NATO says a rocket or mortar attack at Bagram Air Field damaged the plane that was used by the chairman of the U.S. Joint Chiefs of Staff, General Martin Dempsey, who was making a visit to Afghanistan.
The International Security Assistance Force says "shrapnel from an indirect fire round" struck the door of the C-17 transport plane that brought Dempsey to Afghanistan. He left later on August 21 in another C-17 transport plane.
ISAF spokesman Brigadier General Guenter Katz told RFE/RL's Radio Free Afghanistan that the projectile was one of "two rounds" that struck Bagram overnight while Dempsey's plane was there.
"Two rounds impacted at Bagram Airfield last night and the shrapnel of one of those rounds damaged an ISAF helicopter and damaged the C-17 of General Dempsey, who was visiting Afghanistan. During that time, however, General Dempsey was already in his room, and he was not on the ramp any more," Katz said.
Katz told RFE/RL he is unable to confirm whether the round was a mortar or a rocket.
Indirect fire means the weapon's trajectory has a high arch, like a rocket that is fired from a long distance or a mortar round.

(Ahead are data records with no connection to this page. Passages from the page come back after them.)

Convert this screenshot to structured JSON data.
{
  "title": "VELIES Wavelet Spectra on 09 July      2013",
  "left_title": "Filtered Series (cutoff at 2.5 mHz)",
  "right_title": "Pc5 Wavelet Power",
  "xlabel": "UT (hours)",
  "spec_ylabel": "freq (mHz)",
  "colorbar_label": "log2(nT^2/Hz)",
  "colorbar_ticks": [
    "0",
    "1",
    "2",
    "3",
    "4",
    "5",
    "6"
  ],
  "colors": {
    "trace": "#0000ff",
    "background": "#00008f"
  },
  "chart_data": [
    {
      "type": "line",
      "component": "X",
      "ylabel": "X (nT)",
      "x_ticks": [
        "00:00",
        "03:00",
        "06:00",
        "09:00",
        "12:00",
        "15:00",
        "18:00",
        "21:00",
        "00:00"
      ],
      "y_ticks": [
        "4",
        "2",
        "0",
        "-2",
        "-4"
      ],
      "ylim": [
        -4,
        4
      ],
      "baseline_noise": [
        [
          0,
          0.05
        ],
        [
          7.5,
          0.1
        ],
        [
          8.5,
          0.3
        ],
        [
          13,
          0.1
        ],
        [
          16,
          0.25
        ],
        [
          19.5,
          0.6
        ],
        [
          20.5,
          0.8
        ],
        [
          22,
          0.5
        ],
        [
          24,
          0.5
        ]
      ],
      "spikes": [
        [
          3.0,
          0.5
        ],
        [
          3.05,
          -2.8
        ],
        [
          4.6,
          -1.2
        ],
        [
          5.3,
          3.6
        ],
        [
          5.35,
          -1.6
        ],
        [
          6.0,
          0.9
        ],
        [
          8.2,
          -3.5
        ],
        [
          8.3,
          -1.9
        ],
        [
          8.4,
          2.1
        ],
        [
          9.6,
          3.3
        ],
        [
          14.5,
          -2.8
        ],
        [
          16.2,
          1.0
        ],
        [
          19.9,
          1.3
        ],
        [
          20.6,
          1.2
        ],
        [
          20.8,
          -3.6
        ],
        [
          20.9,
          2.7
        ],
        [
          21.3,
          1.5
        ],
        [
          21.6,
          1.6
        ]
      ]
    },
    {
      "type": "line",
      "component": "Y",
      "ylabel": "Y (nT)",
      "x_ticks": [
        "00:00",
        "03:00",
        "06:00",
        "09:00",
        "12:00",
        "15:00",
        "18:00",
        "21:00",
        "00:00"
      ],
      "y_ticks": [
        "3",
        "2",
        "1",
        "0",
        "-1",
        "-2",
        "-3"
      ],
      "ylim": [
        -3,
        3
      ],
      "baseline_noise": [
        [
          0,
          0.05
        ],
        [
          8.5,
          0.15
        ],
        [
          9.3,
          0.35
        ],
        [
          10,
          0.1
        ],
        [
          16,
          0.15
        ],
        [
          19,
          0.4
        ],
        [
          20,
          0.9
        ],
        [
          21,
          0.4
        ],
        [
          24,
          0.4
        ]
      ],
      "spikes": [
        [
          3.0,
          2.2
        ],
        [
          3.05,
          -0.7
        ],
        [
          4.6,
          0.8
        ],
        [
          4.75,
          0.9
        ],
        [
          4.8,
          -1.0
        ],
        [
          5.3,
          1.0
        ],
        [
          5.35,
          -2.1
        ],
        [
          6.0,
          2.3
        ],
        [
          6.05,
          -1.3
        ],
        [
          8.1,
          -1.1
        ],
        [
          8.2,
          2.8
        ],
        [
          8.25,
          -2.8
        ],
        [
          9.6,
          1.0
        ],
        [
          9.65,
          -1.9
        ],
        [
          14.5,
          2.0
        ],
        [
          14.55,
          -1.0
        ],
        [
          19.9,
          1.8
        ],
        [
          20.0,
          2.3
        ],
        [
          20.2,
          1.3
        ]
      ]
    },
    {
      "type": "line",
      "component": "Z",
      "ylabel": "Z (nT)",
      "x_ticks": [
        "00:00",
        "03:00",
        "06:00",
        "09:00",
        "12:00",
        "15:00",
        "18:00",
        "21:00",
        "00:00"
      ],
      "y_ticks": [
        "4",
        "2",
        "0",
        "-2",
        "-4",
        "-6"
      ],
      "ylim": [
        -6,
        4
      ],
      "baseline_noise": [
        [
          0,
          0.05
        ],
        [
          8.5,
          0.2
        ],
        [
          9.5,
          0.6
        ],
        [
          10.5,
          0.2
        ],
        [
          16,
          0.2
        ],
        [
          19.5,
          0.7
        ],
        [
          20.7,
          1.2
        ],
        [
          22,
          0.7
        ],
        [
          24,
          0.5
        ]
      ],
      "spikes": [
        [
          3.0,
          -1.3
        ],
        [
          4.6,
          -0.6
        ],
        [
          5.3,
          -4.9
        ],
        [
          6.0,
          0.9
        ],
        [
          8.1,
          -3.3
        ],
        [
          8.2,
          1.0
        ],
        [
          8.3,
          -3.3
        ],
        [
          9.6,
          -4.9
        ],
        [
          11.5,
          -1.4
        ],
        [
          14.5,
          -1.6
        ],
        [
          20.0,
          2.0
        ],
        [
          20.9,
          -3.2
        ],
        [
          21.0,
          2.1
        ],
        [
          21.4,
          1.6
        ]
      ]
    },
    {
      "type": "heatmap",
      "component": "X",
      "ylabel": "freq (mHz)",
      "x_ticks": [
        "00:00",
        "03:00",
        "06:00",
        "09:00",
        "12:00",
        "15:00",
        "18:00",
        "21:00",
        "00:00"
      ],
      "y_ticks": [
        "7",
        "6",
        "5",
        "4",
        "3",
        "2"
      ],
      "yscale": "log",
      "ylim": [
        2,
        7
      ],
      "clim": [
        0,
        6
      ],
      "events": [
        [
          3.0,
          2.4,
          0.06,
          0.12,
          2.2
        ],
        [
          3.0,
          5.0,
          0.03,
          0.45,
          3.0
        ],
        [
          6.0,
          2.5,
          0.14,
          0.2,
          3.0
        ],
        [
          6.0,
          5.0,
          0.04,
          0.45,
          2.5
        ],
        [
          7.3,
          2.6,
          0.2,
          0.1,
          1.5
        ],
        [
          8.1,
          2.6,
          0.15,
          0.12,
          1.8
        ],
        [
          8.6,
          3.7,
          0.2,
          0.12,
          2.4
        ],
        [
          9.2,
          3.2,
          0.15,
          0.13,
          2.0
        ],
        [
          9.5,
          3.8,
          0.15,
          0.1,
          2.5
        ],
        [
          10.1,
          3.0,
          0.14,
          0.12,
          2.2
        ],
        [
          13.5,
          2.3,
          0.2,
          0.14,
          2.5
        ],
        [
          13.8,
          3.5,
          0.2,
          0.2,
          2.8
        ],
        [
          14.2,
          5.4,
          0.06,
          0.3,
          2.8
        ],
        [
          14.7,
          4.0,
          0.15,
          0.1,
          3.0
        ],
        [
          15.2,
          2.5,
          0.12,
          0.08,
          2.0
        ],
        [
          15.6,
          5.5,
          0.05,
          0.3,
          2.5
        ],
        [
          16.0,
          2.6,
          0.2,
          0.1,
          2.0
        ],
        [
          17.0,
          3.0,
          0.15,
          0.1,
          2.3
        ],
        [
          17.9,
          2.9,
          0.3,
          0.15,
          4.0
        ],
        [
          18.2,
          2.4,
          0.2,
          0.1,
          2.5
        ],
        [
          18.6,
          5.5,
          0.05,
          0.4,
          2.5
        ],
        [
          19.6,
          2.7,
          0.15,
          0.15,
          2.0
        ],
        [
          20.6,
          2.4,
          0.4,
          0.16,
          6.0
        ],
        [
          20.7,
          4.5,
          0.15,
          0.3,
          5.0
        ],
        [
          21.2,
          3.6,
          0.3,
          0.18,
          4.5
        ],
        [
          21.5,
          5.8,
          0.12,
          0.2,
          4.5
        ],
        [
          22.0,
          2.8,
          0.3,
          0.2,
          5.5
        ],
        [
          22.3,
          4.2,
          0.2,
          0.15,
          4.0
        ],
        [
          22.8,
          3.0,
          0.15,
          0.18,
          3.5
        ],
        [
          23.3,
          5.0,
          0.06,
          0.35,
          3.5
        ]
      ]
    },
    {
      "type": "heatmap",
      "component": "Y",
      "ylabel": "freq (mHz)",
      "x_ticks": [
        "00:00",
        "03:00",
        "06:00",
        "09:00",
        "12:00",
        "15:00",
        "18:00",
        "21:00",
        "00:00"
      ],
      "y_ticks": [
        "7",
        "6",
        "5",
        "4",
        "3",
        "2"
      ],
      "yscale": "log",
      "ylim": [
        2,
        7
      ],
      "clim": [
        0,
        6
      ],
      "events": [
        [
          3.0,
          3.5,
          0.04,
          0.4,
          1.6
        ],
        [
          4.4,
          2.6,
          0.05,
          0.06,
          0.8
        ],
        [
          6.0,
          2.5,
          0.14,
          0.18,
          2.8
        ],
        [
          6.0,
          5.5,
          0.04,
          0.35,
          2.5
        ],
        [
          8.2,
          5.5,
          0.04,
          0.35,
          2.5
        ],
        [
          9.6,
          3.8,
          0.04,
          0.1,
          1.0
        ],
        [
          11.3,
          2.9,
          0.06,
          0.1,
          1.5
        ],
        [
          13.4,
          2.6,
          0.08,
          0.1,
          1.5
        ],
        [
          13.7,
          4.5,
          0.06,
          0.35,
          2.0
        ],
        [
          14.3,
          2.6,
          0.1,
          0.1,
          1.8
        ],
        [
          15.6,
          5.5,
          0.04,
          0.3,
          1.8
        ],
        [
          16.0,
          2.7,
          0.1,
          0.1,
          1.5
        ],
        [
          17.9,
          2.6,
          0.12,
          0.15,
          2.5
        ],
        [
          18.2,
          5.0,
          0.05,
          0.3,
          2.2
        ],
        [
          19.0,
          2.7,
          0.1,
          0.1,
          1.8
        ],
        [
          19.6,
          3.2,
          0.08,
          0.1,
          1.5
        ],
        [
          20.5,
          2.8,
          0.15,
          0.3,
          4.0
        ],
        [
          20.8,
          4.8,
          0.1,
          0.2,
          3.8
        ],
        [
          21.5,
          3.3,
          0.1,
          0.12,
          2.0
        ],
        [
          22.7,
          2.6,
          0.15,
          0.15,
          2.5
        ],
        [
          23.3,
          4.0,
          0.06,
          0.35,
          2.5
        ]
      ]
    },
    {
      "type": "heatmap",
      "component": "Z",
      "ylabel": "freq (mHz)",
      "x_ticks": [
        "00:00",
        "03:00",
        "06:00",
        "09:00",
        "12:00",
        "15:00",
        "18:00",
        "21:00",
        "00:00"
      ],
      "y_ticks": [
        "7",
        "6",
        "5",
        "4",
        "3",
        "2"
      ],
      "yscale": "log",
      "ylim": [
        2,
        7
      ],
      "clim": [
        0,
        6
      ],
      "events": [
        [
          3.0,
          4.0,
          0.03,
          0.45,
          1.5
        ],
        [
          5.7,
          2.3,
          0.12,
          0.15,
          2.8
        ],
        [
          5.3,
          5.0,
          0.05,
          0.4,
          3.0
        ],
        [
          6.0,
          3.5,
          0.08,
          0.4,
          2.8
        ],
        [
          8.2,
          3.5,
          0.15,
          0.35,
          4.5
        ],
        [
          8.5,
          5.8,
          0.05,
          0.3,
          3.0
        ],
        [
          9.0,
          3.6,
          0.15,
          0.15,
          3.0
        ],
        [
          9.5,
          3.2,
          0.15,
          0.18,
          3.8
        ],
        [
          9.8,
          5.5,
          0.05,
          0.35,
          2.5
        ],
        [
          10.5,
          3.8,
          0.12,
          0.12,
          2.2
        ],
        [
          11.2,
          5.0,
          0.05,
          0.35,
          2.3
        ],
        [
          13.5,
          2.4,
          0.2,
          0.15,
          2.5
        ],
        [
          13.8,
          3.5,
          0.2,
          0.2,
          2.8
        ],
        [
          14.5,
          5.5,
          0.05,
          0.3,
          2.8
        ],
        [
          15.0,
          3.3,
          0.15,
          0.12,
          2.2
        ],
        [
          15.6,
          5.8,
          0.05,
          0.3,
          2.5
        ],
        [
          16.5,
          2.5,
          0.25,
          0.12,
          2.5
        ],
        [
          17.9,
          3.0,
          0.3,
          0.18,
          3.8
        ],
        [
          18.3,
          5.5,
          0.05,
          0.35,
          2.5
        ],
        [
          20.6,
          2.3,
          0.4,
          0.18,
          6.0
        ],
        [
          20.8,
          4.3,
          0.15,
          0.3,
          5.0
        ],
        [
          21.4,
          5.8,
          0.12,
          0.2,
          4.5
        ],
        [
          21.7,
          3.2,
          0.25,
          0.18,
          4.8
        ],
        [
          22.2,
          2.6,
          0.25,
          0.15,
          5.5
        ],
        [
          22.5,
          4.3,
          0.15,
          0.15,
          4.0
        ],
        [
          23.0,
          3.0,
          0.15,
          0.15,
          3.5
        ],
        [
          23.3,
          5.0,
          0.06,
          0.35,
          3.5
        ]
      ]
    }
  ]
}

They contrast direct fire weapons that have a relatively flat trajectory -- such as rifles and machine guns, anti-tank guns and anti-tank rockets.
Taliban fighters are known to have supplies of Russian-built Sakar-20 rockets and have used them for indirect fire attacks against U.S. and NATO troops along Afghanistan's eastern border with Pakistan.
The Taliban has claimed responsibility for the attack, saying militants had received inside information about the exact location of Dempsey's plane.
But NATO officials say the militants are not known to have the ability to accurately strike targets at Bagram, which is where foreign dignitaries usually arrive for visits to Afghanistan.
NATO maintains the shrapnel that hit Dempsey's plane was probably the result of a lucky shot.
Dempsey was in Kabul on August 20 to discuss a growing number of so-called "insider attacks" by Afghan government troops against U.S. and NATO soldiers.
He said after his talks with Afghan military leaders that his Afghan counterparts are "for the first time" as concerned as Washington about the issue.
Insider attacks have killed 10 U.S. soldiers since the beginning of August.
The total death toll from insider attacks this year has already reached 40, which makes up 13 percent of all international coalition deaths so far in 2012.